Expressed sequence
tag (EST) analysis
C. elegans ESTs | Other Nematode
ESTs
An
expressed sequence tag is a single pass sequence taken from a
randomly selected cDNA clone. ESTs are used to investigate the
diversity of genes expressed by an organism, tissue or cell. By
looking at only expressed sequences we can
- avoid the expense of complete genome sequencing
(no introns or intergenic DNA are sequenced)
- allow the organism/tissue/cell to instruct us as
to what is "important" in terms of expression levels of
genes
- permit assessment of differential gene expression
by comparing stage or tissue specific datasets
- confirm splicing and coding predictions from
genomic DNA sequences
The genes expressed in a tissue or stage contribute
to a pool of mRNAs. The relative levels of expression of each mRNA in
this steady state pool reflects (but may not be equivalent to) the
level of expression of the encoded proteins.

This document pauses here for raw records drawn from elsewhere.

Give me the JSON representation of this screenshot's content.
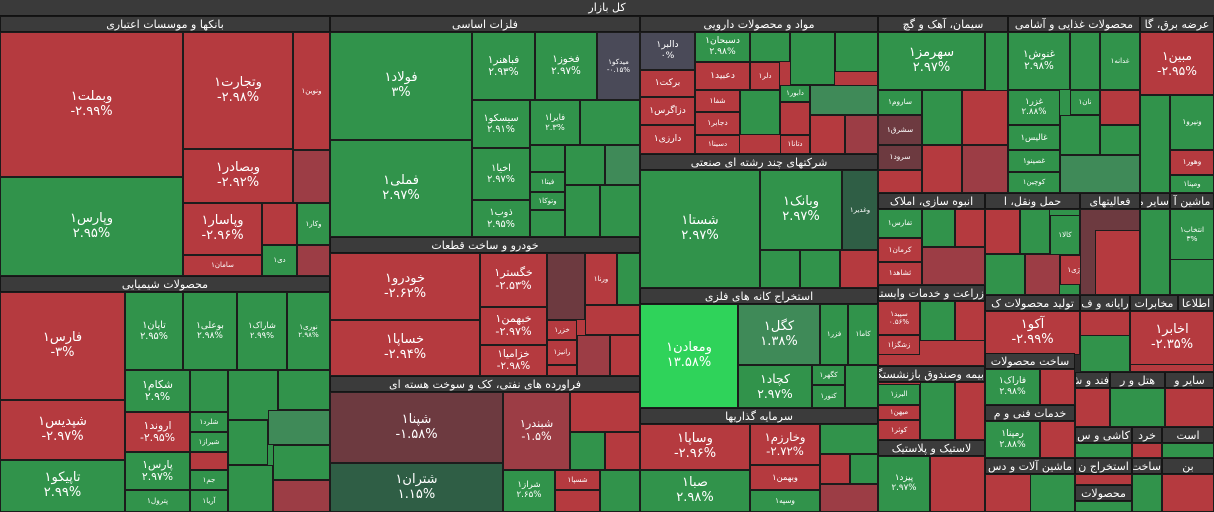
{
  "title": "کل بازار",
  "sectors": [
    {
      "title": "بانکها و موسسات اعتباری",
      "tiles": [
        {
          "name": "وبملت۱",
          "change": "-۲.۹۹%"
        },
        {
          "name": "وپارس۱",
          "change": "۲.۹۵%"
        },
        {
          "name": "وتجارت۱",
          "change": "-۲.۹۸%"
        },
        {
          "name": "وبصادر۱",
          "change": "-۲.۹۲%"
        },
        {
          "name": "وپاسار۱",
          "change": "-۲.۹۶%"
        },
        {
          "name": "سامان۱"
        },
        {
          "name": "ونوین۱"
        },
        {
          "name": "وکار۱"
        },
        {
          "name": "دی۱"
        }
      ]
    },
    {
      "title": "محصولات شیمیایی",
      "tiles": [
        {
          "name": "فارس۱",
          "change": "-۳%"
        },
        {
          "name": "شپدیس۱",
          "change": "-۲.۹۷%"
        },
        {
          "name": "تاپیکو۱",
          "change": "۲.۹۹%"
        },
        {
          "name": "تاپان۱",
          "change": "۲.۹۵%"
        },
        {
          "name": "بوعلی۱",
          "change": "۲.۹۸%"
        },
        {
          "name": "شاراک۱",
          "change": "۲.۹۹%"
        },
        {
          "name": "نوری۱",
          "change": "۲.۹۸%"
        },
        {
          "name": "شکام۱",
          "change": "۲.۹%"
        },
        {
          "name": "اروند۱",
          "change": "-۲.۹۵%"
        },
        {
          "name": "پارس۱",
          "change": "۲.۹۷%"
        },
        {
          "name": "پترول۱"
        },
        {
          "name": "شلرد۱"
        },
        {
          "name": "شیراز۱"
        },
        {
          "name": "جم۱"
        },
        {
          "name": "آریا۱"
        }
      ]
    },
    {
      "title": "فلزات اساسی",
      "tiles": [
        {
          "name": "فولاد۱",
          "change": "۳%"
        },
        {
          "name": "فملی۱",
          "change": "۲.۹۷%"
        },
        {
          "name": "فباهنر۱",
          "change": "۲.۹۳%"
        },
        {
          "name": "فخوز۱",
          "change": "۲.۹۷%"
        },
        {
          "name": "میدکو۱",
          "change": "-۰.۱۵%"
        },
        {
          "name": "سیسکو۱",
          "change": "۲.۹۱%"
        },
        {
          "name": "فایرا۱",
          "change": "۲.۳%"
        },
        {
          "name": "اخیا۱",
          "change": "۲.۹۷%"
        },
        {
          "name": "ذوب۱",
          "change": "۲.۹۵%"
        },
        {
          "name": "فیتا۱"
        },
        {
          "name": "وتوکا۱"
        }
      ]
    },
    {
      "title": "خودرو و ساخت قطعات",
      "tiles": [
        {
          "name": "خودرو۱",
          "change": "-۲.۶۲%"
        },
        {
          "name": "خساپا۱",
          "change": "-۲.۹۴%"
        },
        {
          "name": "خگستر۱",
          "change": "-۲.۵۳%"
        },
        {
          "name": "خبهمن۱",
          "change": "-۲.۹۷%"
        },
        {
          "name": "خزامیا۱",
          "change": "-۲.۹۸%"
        },
        {
          "name": "ورنا۱"
        },
        {
          "name": "خزر۱"
        },
        {
          "name": "رانیز۱"
        }
      ]
    },
    {
      "title": "فراورده های نفتی، کک و سوخت هسته ای",
      "tiles": [
        {
          "name": "شپنا۱",
          "change": "-۱.۵۸%"
        },
        {
          "name": "شتران۱",
          "change": "۱.۱۵%"
        },
        {
          "name": "شبندر۱",
          "change": "-۱.۵%"
        },
        {
          "name": "شراز۱",
          "change": "۲.۶۵%"
        },
        {
          "name": "شسپا۱"
        }
      ]
    },
    {
      "title": "مواد و محصولات دارویی",
      "tiles": [
        {
          "name": "دالبر۱",
          "change": "۰%"
        },
        {
          "name": "دسبحان۱",
          "change": "۲.۹۸%"
        },
        {
          "name": "برکت۱"
        },
        {
          "name": "دعبید۱"
        },
        {
          "name": "دلر۱"
        },
        {
          "name": "دابور۱"
        },
        {
          "name": "شفا۱"
        },
        {
          "name": "دزاگرس۱"
        },
        {
          "name": "دجابر۱"
        },
        {
          "name": "دارزی۱"
        },
        {
          "name": "دسینا۱"
        },
        {
          "name": "دتانا۱"
        }
      ]
    },
    {
      "title": "شرکتهای چند رشته ای صنعتی",
      "tiles": [
        {
          "name": "شستا۱",
          "change": "۲.۹۷%"
        },
        {
          "name": "وبانک۱",
          "change": "۲.۹۷%"
        },
        {
          "name": "وغدیر۱"
        }
      ]
    },
    {
      "title": "استخراج کانه های فلزی",
      "tiles": [
        {
          "name": "ومعادن۱",
          "change": "۱۳.۵۸%"
        },
        {
          "name": "کگل۱",
          "change": "۱.۳۸%"
        },
        {
          "name": "فزر۱"
        },
        {
          "name": "کاما۱"
        },
        {
          "name": "کچاد۱",
          "change": "۲.۹۷%"
        },
        {
          "name": "کگهر۱"
        },
        {
          "name": "کنور۱"
        }
      ]
    },
    {
      "title": "سرمایه گذاریها",
      "tiles": [
        {
          "name": "وساپا۱",
          "change": "-۲.۹۶%"
        },
        {
          "name": "وخارزم۱",
          "change": "-۲.۷۲%"
        },
        {
          "name": "وبهمن۱"
        },
        {
          "name": "صبا۱",
          "change": "۲.۹۸%"
        },
        {
          "name": "وسپه۱"
        }
      ]
    },
    {
      "title": "سیمان، آهک و گچ",
      "tiles": [
        {
          "name": "سهرمز۱",
          "change": "۲.۹۷%"
        },
        {
          "name": "ساروم۱"
        },
        {
          "name": "سشرق۱"
        },
        {
          "name": "سرود۱"
        }
      ]
    },
    {
      "title": "محصولات غذایی و آشامی",
      "tiles": [
        {
          "name": "غنوش۱",
          "change": "۲.۹۸%"
        },
        {
          "name": "غدانه۱"
        },
        {
          "name": "نان۱"
        },
        {
          "name": "غزر۱",
          "change": "۲.۸۸%"
        },
        {
          "name": "غالیس۱"
        },
        {
          "name": "غصینو۱"
        },
        {
          "name": "کوچین۱"
        }
      ]
    },
    {
      "title": "عرضه برق، گا",
      "tiles": [
        {
          "name": "مبین۱",
          "change": "-۲.۹۵%"
        },
        {
          "name": "ونیرو۱"
        },
        {
          "name": "وهور۱"
        },
        {
          "name": "ومپنا۱"
        }
      ]
    },
    {
      "title": "انبوه سازی، املاک",
      "tiles": [
        {
          "name": "تفارس۱"
        },
        {
          "name": "کرمان۱"
        },
        {
          "name": "ثشاهد۱"
        }
      ]
    },
    {
      "title": "حمل ونقل، ا",
      "tiles": [
        {
          "name": "کالا۱"
        },
        {
          "name": "انرژی۱"
        }
      ]
    },
    {
      "title": "فعالیتهای",
      "tiles": []
    },
    {
      "title": "سایر مح",
      "tiles": []
    },
    {
      "title": "ماشین آ",
      "tiles": [
        {
          "name": "انتخاب۱",
          "change": "۳%"
        }
      ]
    },
    {
      "title": "زراعت و خدمات وابسته",
      "tiles": [
        {
          "name": "سپید۱",
          "change": "۰.۵۶%"
        },
        {
          "name": "زشگزا۱"
        }
      ]
    },
    {
      "title": "تولید محصولات ک",
      "tiles": [
        {
          "name": "آکو۱",
          "change": "-۲.۹۹%"
        }
      ]
    },
    {
      "title": "رایانه و ف",
      "tiles": []
    },
    {
      "title": "مخابرات",
      "tiles": [
        {
          "name": "اخابر۱",
          "change": "-۲.۳۵%"
        }
      ]
    },
    {
      "title": "اطلاعا",
      "tiles": []
    },
    {
      "title": "ساخت محصولات",
      "tiles": [
        {
          "name": "فاراک۱",
          "change": "۲.۹۸%"
        }
      ]
    },
    {
      "title": "بیمه وصندوق بازنشستگی",
      "tiles": [
        {
          "name": "البرز۱"
        },
        {
          "name": "میهن۱"
        },
        {
          "name": "کوثر۱"
        }
      ]
    },
    {
      "title": "فند و ش",
      "tiles": []
    },
    {
      "title": "هتل و ر",
      "tiles": []
    },
    {
      "title": "سایر و",
      "tiles": []
    },
    {
      "title": "خدمات فنی و م",
      "tiles": [
        {
          "name": "رمپنا۱",
          "change": "۲.۸۸%"
        }
      ]
    },
    {
      "title": "لاستیک و پلاستیک",
      "tiles": [
        {
          "name": "پیزد۱",
          "change": "۲.۹۷%"
        }
      ]
    },
    {
      "title": "ماشین آلات و دس",
      "tiles": []
    },
    {
      "title": "کاشی و س",
      "tiles": []
    },
    {
      "title": "خرد",
      "tiles": []
    },
    {
      "title": "است",
      "tiles": []
    },
    {
      "title": "استخراج ن",
      "tiles": []
    },
    {
      "title": "ساخت",
      "tiles": []
    },
    {
      "title": "محصولات",
      "tiles": []
    },
    {
      "title": "بن",
      "tiles": []
    }
  ]
}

In EST analysis, a cDNA
library is first constructed from mRNA.
mRNA steady state pool

converted to double stranded cDNA

and cloned into a bacterial vector (either plasmid or
bacteriophage)

The distribution of abundances of cDNAs in the cDNA
library if carefully
made will reflect the distribution of mRNAs
present in the original tissue.
The cDNA library is then sampled at random. Each
clone is sequenced in one direction from either the 3' or 5' end
(libraries are usually made such that the cDNA is cloned
directionally; some EST projects perform 5' sequencing, others 3',
others both).

These randomly selected sequences are then grouped by
identity to classify them into groups or clusters that derive from a
single gene.

The clusters can be used to
- derive a consensus sequence that may be better
(more reliable, due to the overlaps, and longer) than each
individual EST
- perform similarity and other database
analyses
- examine expression patterns in the
dataset.
It is thus possible to identify abundantly expressed
genes by their relative abundance in the EST dataset. Genes expressed
at low levels may not be represented in the ESTs despite their
expression being positive in the sample, due to the stochastic nature
of the selection process.

Thus the relative abundance of a gene transcript in
the EST dataset can be taken as a general but not as a definitive
measure of its abundance in the initial mRNA dataset.
Other cautions in interpreting EST data are
- EST clusters deriving from nonoverlapping
portions of the same long transcript will not be identified as
coming from the same gene, simultaneously inflating the number of
genes apparently expressed, and decreasing the apparent abundance
of expression of the gene
the mechanics of constructing cDNA libraries can
bias against very short cDNAs (as a size selection process is
usaully used), and very long transcripts (where the mRNA is less
stable)
- libraries that have been amplified before
sequencing may give biased estimates of the abundance of
expression of certain genes as their growth in E. coli is not
always equivalent
- for extensive EST analysis, various processes of
normalisation are often used. These attempt to even out the
relative levels of sequences in the library (either before
cloning, or after it has been constructed). This obviously affects
interpretation of the relative EST abundances.